Après, en discutant avec nous, Assitan Keita admet que tous les deux doivent faire quelques sacrifices pour contribuer cette charge récurrente de la famille qu’est le prix de condiments. « Sinon, personne ne pourra manger le plat familiale », explique-t-elle. Elle soutient que ce que les hommes donnent « est toujours insuffisant ». « Je vends de la nourriture devant chez-moi. Mes bénéfices sont engloutis dans le prix de condiments », explique-t-elle.
Depuis toujours, de nombreuses femmes au foyer, soutiennent compléter le prix de condiments, en l’arrondissant, pour, disent-elles « faire plaisir aux époux et aux autres membres de la famille ».
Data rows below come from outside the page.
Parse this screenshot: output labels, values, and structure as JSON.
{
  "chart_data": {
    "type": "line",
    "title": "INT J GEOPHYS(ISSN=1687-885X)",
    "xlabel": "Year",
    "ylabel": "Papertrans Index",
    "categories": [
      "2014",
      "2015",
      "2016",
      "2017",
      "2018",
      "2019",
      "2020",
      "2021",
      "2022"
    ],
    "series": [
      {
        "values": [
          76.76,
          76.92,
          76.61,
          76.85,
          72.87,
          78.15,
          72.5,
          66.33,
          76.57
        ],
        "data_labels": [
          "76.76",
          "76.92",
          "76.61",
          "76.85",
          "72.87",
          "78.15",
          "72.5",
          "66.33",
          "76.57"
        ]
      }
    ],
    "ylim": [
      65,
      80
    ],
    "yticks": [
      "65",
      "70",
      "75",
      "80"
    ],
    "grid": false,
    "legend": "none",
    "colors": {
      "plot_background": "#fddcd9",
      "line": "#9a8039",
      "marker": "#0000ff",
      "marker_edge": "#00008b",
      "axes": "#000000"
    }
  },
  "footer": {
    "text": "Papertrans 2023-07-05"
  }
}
De plus en plus, il est admis que les femmes contribuent aux charges du foyer. Elles aident l’homme à assurer à la famille les trois repas quotidiens. Ainsi, contribuer à « la popote », pour les femmes, n’est pas un exercice aisé. Il s’agit, pour elles, de suivre au centime près son budget au quotidien. Le sujet suscite beaucoup de débats dans les foyers maliens. Devant la gestion du prix de condiments, l’homme et la femme sont-ils réellement à charges et responsabilités égales ? La gestion de la « popote » relève-t-elle de la responsabilité de l’homme.
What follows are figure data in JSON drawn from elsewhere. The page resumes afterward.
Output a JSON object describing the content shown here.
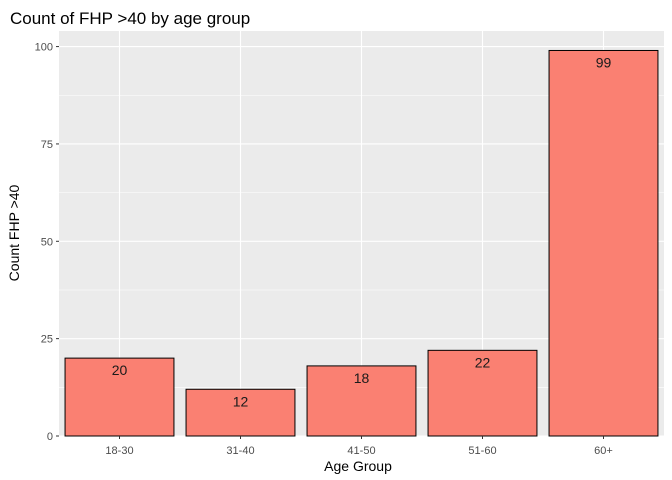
{
  "chart_data": {
    "type": "bar",
    "title": "Count of FHP >40 by age group",
    "xlabel": "Age Group",
    "ylabel": "Count FHP >40",
    "categories": [
      "18-30",
      "31-40",
      "41-50",
      "51-60",
      "60+"
    ],
    "values": [
      20,
      12,
      18,
      22,
      99
    ],
    "data_labels": [
      "20",
      "12",
      "18",
      "22",
      "99"
    ],
    "ylim": [
      0,
      104
    ],
    "yticks": [
      0,
      25,
      50,
      75,
      100
    ],
    "ytick_labels": [
      "0",
      "25",
      "50",
      "75",
      "100"
    ],
    "grid": true,
    "legend": "none",
    "colors": {
      "bar_fill": "#FA8072",
      "bar_stroke": "#000000",
      "panel_background": "#EBEBEB",
      "grid_major": "#FFFFFF"
    }
  }
}
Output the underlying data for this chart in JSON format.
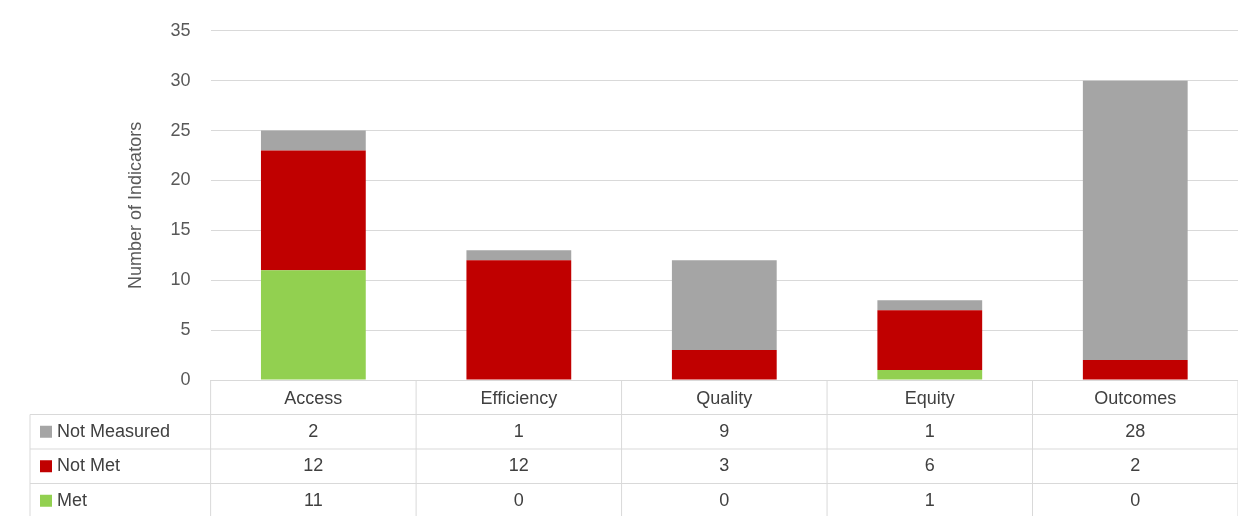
{
  "chart_data": {
    "type": "bar",
    "ylabel": "Number of Indicators",
    "categories": [
      "Access",
      "Efficiency",
      "Quality",
      "Equity",
      "Outcomes"
    ],
    "series": [
      {
        "name": "Met",
        "color": "#92d050",
        "values": [
          11,
          0,
          0,
          1,
          0
        ]
      },
      {
        "name": "Not Met",
        "color": "#c00000",
        "values": [
          12,
          12,
          3,
          6,
          2
        ]
      },
      {
        "name": "Not Measured",
        "color": "#a5a5a5",
        "values": [
          2,
          1,
          9,
          1,
          28
        ]
      }
    ],
    "stacked": true,
    "ylim": [
      0,
      35
    ],
    "yticks": [
      0,
      5,
      10,
      15,
      20,
      25,
      30,
      35
    ],
    "grid": "y",
    "legend": "bottom",
    "data_labels": true
  }
}
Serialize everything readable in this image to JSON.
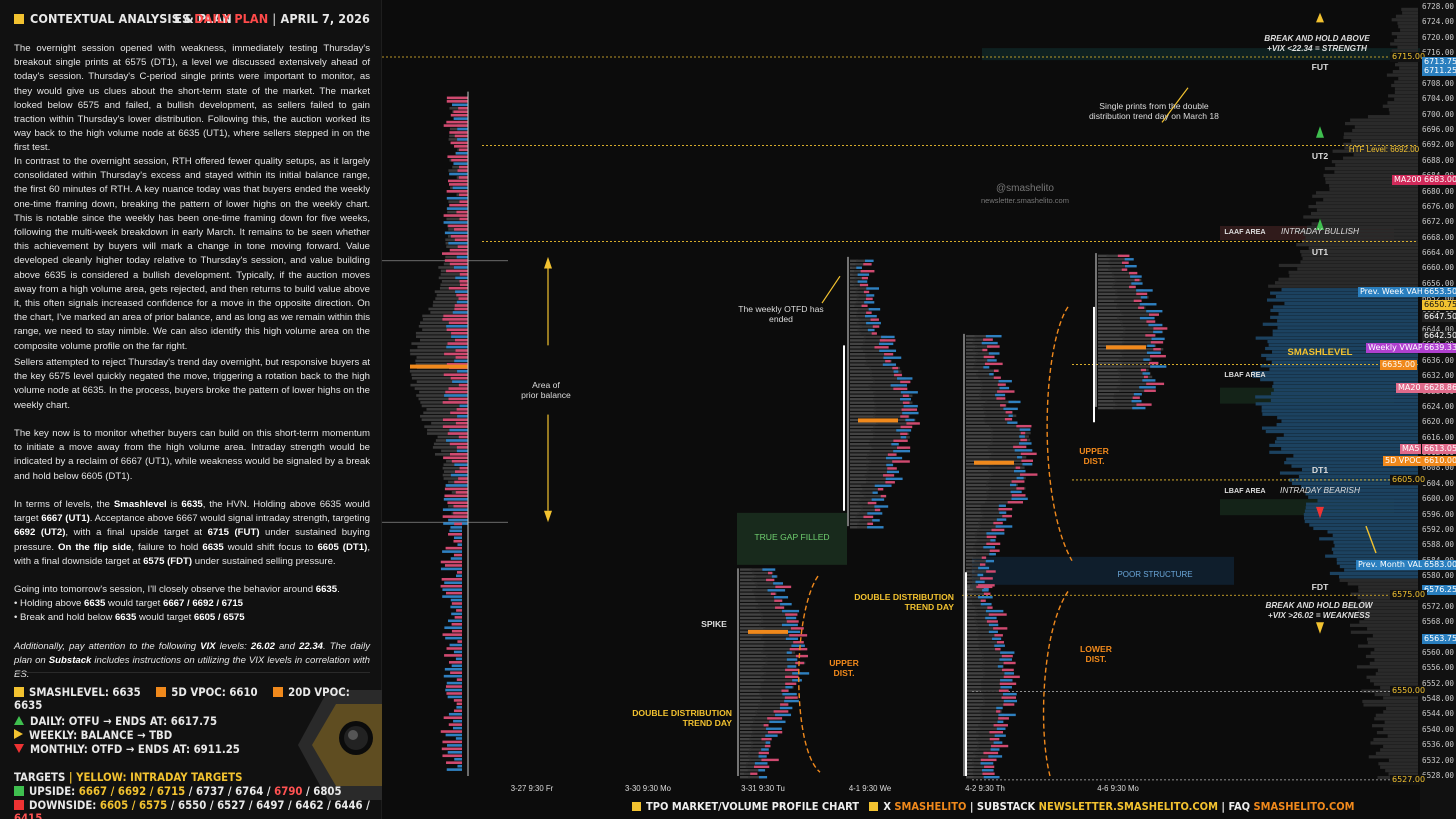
{
  "header": {
    "left_title": "CONTEXTUAL ANALYSIS & PLAN",
    "symbol": "ES",
    "plan": "DAILY PLAN",
    "separator": "|",
    "date": "APRIL 7, 2026"
  },
  "paragraphs": {
    "p1": "The overnight session opened with weakness, immediately testing Thursday's breakout single prints at 6575 (DT1), a level we discussed extensively ahead of today's session. Thursday's C-period single prints were important to monitor, as they would give us clues about the short-term state of the market. The market looked below 6575 and failed, a bullish development, as sellers failed to gain traction within Thursday's lower distribution. Following this, the auction worked its way back to the high volume node at 6635 (UT1), where sellers stepped in on the first test.",
    "p2": "In contrast to the overnight session, RTH offered fewer quality setups, as it largely consolidated within Thursday's excess and stayed within its initial balance range, the first 60 minutes of RTH. A key nuance today was that buyers ended the weekly one-time framing down, breaking the pattern of lower highs on the weekly chart. This is notable since the weekly has been one-time framing down for five weeks, following the multi-week breakdown in early March. It remains to be seen whether this achievement by buyers will mark a change in tone moving forward. Value developed cleanly higher today relative to Thursday's session, and value building above 6635 is considered a bullish development. Typically, if the auction moves away from a high volume area, gets rejected, and then returns to build value above it, this often signals increased confidence for a move in the opposite direction. On the chart, I've marked an area of prior balance, and as long as we remain within this range, we need to stay nimble. We can also identify this high volume area on the composite volume profile on the far right.",
    "p3": "Sellers attempted to reject Thursday's trend day overnight, but responsive buyers at the key 6575 level quickly negated the move, triggering a rotation back to the high volume node at 6635. In the process, buyers broke the pattern of lower highs on the weekly chart.",
    "p4": "The key now is to monitor whether buyers can build on this short-term momentum to initiate a move away from the high volume area. Intraday strength would be indicated by a reclaim of 6667 (UT1), while weakness would be signaled by a break and hold below 6605 (DT1).",
    "p5_a": "In terms of levels, the ",
    "p5_b": "Smashlevel",
    "p5_c": " is ",
    "p5_d": "6635",
    "p5_e": ", the HVN. Holding above 6635 would target ",
    "p5_f": "6667 (UT1)",
    "p5_g": ". Acceptance above 6667 would signal intraday strength, targeting ",
    "p5_h": "6692 (UT2)",
    "p5_i": ", with a final upside target at ",
    "p5_j": "6715 (FUT)",
    "p5_k": " under sustained buying pressure. ",
    "p5_l": "On the flip side",
    "p5_m": ", failure to hold ",
    "p5_n": "6635",
    "p5_o": " would shift focus to ",
    "p5_p": "6605 (DT1)",
    "p5_q": ", with a final downside target at ",
    "p5_r": "6575 (FDT)",
    "p5_s": " under sustained selling pressure.",
    "p6_a": "Going into tomorrow's session, I'll closely observe the behavior around ",
    "p6_b": "6635",
    "p6_c": ".",
    "p6_d": "• Holding above ",
    "p6_e": "6635",
    "p6_f": " would target ",
    "p6_g": "6667 / 6692 / 6715",
    "p6_h": "• Break and hold below ",
    "p6_i": "6635",
    "p6_j": " would target ",
    "p6_k": "6605 / 6575",
    "p7_a": "Additionally, pay attention to the following ",
    "p7_b": "VIX",
    "p7_c": " levels: ",
    "p7_d": "26.02",
    "p7_e": " and ",
    "p7_f": "22.34",
    "p7_g": ". The daily plan on ",
    "p7_h": "Substack",
    "p7_i": " includes instructions on utilizing the VIX levels in correlation with ES."
  },
  "levels": {
    "smash": "SMASHLEVEL: 6635",
    "vpoc5": "5D VPOC: 6610",
    "vpoc20": "20D VPOC: 6635"
  },
  "trend": {
    "daily": "DAILY: OTFU → ENDS AT: 6617.75",
    "weekly": "WEEKLY: BALANCE → TBD",
    "monthly": "MONTHLY: OTFD → ENDS AT: 6911.25"
  },
  "targets": {
    "title": "TARGETS",
    "sep": "|",
    "subtitle": "YELLOW: INTRADAY TARGETS",
    "up_label": "UPSIDE: ",
    "up_yellow": "6667 / 6692 / 6715",
    "up_rest": " / 6737 / 6764 / ",
    "up_red": "6790",
    "up_end": " / 6805",
    "down_label": "DOWNSIDE: ",
    "down_yellow": "6605 / 6575",
    "down_rest": " / 6550 / 6527 / 6497 / 6462 / 6446 / ",
    "down_red": "6415"
  },
  "footer": {
    "a": "TPO MARKET/VOLUME PROFILE CHART",
    "b": "X ",
    "b2": "SMASHELITO",
    "c": "| SUBSTACK ",
    "c2": "NEWSLETTER.SMASHELITO.COM",
    "d": "| FAQ ",
    "d2": "SMASHELITO.COM"
  },
  "chart_labels": {
    "break_above_1": "BREAK AND HOLD ABOVE",
    "break_above_2": "+VIX <22.34 = STRENGTH",
    "fut": "FUT",
    "single_prints": "Single prints from the double distribution trend day on March 18",
    "ut2": "UT2",
    "htf": "HTF Level: 6692.00",
    "watermark1": "@smashelito",
    "watermark2": "newsletter.smashelito.com",
    "laaf": "LAAF AREA",
    "intraday_bullish": "INTRADAY BULLISH",
    "ut1": "UT1",
    "weekly_otfd": "The weekly OTFD has ended",
    "area_prior_1": "Area of",
    "area_prior_2": "prior balance",
    "smashlevel": "SMASHLEVEL",
    "lbaf": "LBAF AREA",
    "upper_dist": "UPPER DIST.",
    "dt1": "DT1",
    "lbaf2": "LBAF AREA",
    "intraday_bearish": "INTRADAY BEARISH",
    "true_gap": "TRUE GAP FILLED",
    "poor_structure": "POOR STRUCTURE",
    "fdt": "FDT",
    "break_below_1": "BREAK AND HOLD BELOW",
    "break_below_2": "+VIX >26.02 = WEAKNESS",
    "ddtd1": "DOUBLE DISTRIBUTION TREND DAY",
    "spike": "SPIKE",
    "upper_dist2": "UPPER DIST.",
    "lower_dist": "LOWER DIST.",
    "ddtd2": "DOUBLE DISTRIBUTION TREND DAY"
  },
  "x_axis": [
    "3-27  9:30 Fr",
    "3-30  9:30 Mo",
    "3-31  9:30 Tu",
    "4-1  9:30 We",
    "4-2  9:30 Th",
    "4-6  9:30 Mo"
  ],
  "price_pills": [
    {
      "label": "6715.00",
      "color": "#111"
    },
    {
      "label": "6713.75",
      "color": "#2a7fbf"
    },
    {
      "label": "6711.25",
      "color": "#2a7fbf"
    },
    {
      "label": "MA200",
      "color": "#d02a5a"
    },
    {
      "label": "6683.00",
      "color": "#d02a5a"
    },
    {
      "label": "Prev. Week VAH",
      "color": "#2a7fbf"
    },
    {
      "label": "6653.50",
      "color": "#2a7fbf"
    },
    {
      "label": "6650.75",
      "color": "#f2c230"
    },
    {
      "label": "6647.50",
      "color": "#222"
    },
    {
      "label": "6642.50",
      "color": "#222"
    },
    {
      "label": "Weekly VWAP",
      "color": "#b040d0"
    },
    {
      "label": "6639.33",
      "color": "#b040d0"
    },
    {
      "label": "6635.00",
      "color": "#f0891c"
    },
    {
      "label": "MA20",
      "color": "#e06a8a"
    },
    {
      "label": "6628.86",
      "color": "#e06a8a"
    },
    {
      "label": "MA5",
      "color": "#e06a8a"
    },
    {
      "label": "6613.05",
      "color": "#e06a8a"
    },
    {
      "label": "5D VPOC",
      "color": "#f0891c"
    },
    {
      "label": "6610.00",
      "color": "#f0891c"
    },
    {
      "label": "6605.00",
      "color": "#111"
    },
    {
      "label": "Prev. Month VAL",
      "color": "#2a7fbf"
    },
    {
      "label": "6583.00",
      "color": "#2a7fbf"
    },
    {
      "label": "6576.25",
      "color": "#2a7fbf"
    },
    {
      "label": "6575.00",
      "color": "#111"
    },
    {
      "label": "6563.75",
      "color": "#2a7fbf"
    },
    {
      "label": "6550.00",
      "color": "#111"
    },
    {
      "label": "6527.00",
      "color": "#111"
    }
  ],
  "chart_data": {
    "type": "table",
    "title": "ES TPO Market / Volume Profile Chart",
    "y_axis_ticks": [
      6728,
      6724,
      6720,
      6716,
      6712,
      6708,
      6704,
      6700,
      6696,
      6692,
      6688,
      6684,
      6680,
      6676,
      6672,
      6668,
      6664,
      6660,
      6656,
      6652,
      6648,
      6644,
      6640,
      6636,
      6632,
      6628,
      6624,
      6620,
      6616,
      6612,
      6608,
      6604,
      6600,
      6596,
      6592,
      6588,
      6584,
      6580,
      6576,
      6572,
      6568,
      6564,
      6560,
      6556,
      6552,
      6548,
      6544,
      6540,
      6536,
      6532,
      6528
    ],
    "ylim": [
      6526,
      6730
    ],
    "levels": {
      "FUT": 6715,
      "UT2": 6692,
      "UT1": 6667,
      "SMASHLEVEL": 6635,
      "DT1": 6605,
      "FDT": 6575
    }
  }
}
Mme Coulibaly Astou N’diaye, infirmière, est mariée depuis plus de six ans.. Elle habite à Kalaban Coura, dans la grande famille de son mari. Elle, aussi, nous dit qu’elle complète le prix de condiments. Elle soutient que toutes les femmes au foyer en font autant. Mme Coulibaly va plus loin en précisent que celles qui vivent dans les grandes familles sont les plus fatiguées. « Car, justifie-t-elle, dans la grande famille, il faut beaucoup plus de condiments pour que la nourriture soit acceptable ». « Mon mari me donne 1.500 Fcfa, par jour. Je complète cette somme à 2.000 Fcfa pour préparer seulement à midi. Le repas du soir ? C’est moi-même qui m’en occupe. Parfois, je peux dépenser 1.000 Fcfa ou plus», dit la dame.
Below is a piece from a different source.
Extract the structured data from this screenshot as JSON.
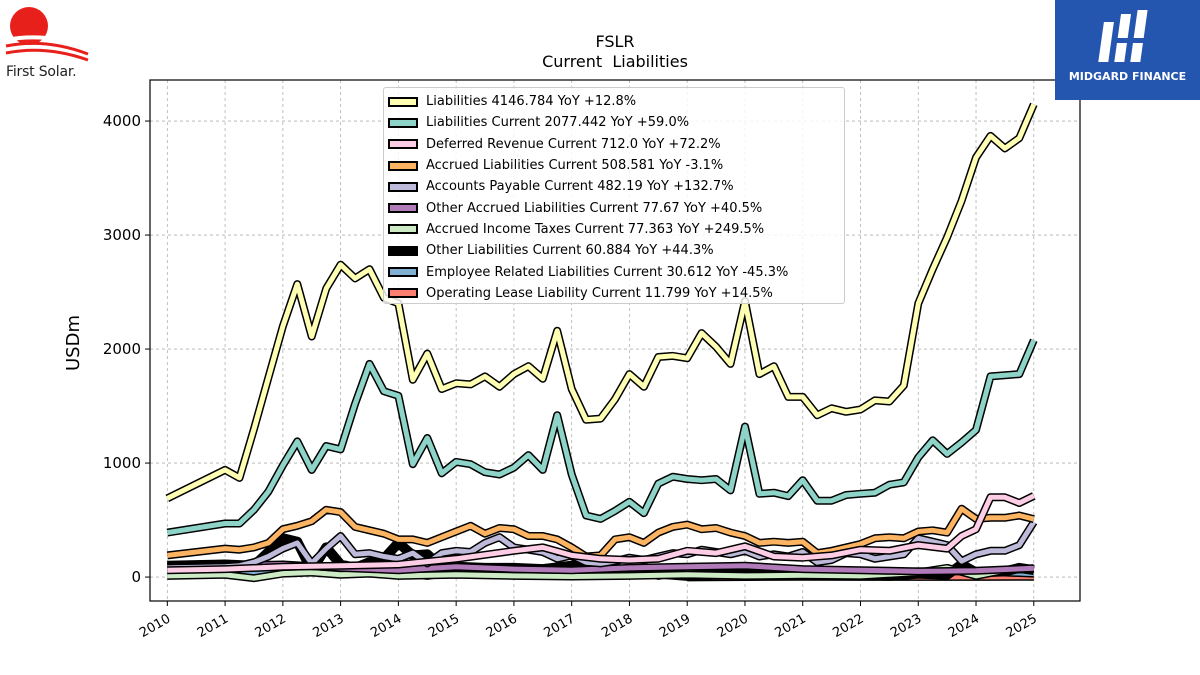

Quant à Mme Sissoko Oulématou Diagouraga, ménagère depuis quatre ans, elle plaint les femmes qui souffrent beaucoup en ce qui concerne la gestion du prix de condiments. Car, selon Mme Sissoko, « sur les marchés, tout est cher et, tous les jours que Dieu fait, les commerçants augmentent les prix des produits ». En plus de cela, la famille s’agrandit au fil des années, avec l’arrivée des enfants. « Depuis le début de mon mariage, mon mari a fixé le prix de condiments à 1.000 Fcfa, tous les jours. Jusqu’au moment où je vous parle, il il n’a pas augmenté d’un kopek ce montant. Alors qu’avant ce que 1000f pouvait acheter, il ne peut plus aujourd’hui. Elle explique que le prix de la viande, de l’huile, ainsi que des ingrédients de tous les plats ont connu une hausse. «Au début, je pouvais ajouter seulement 100 ou 200 Fcfa. Mais, aujourd’hui, je peux compléter jusqu’à 1.000 Fcfa ou plus. Car, il y a les enfants et la cherté de la vie » dit notre interlocutrice. Face à cette situation, elle plaide la compréhension des hommes qu’elle prie « de revoir (à la hausse) le prix de condiments afin de soulager un peu les femmes ».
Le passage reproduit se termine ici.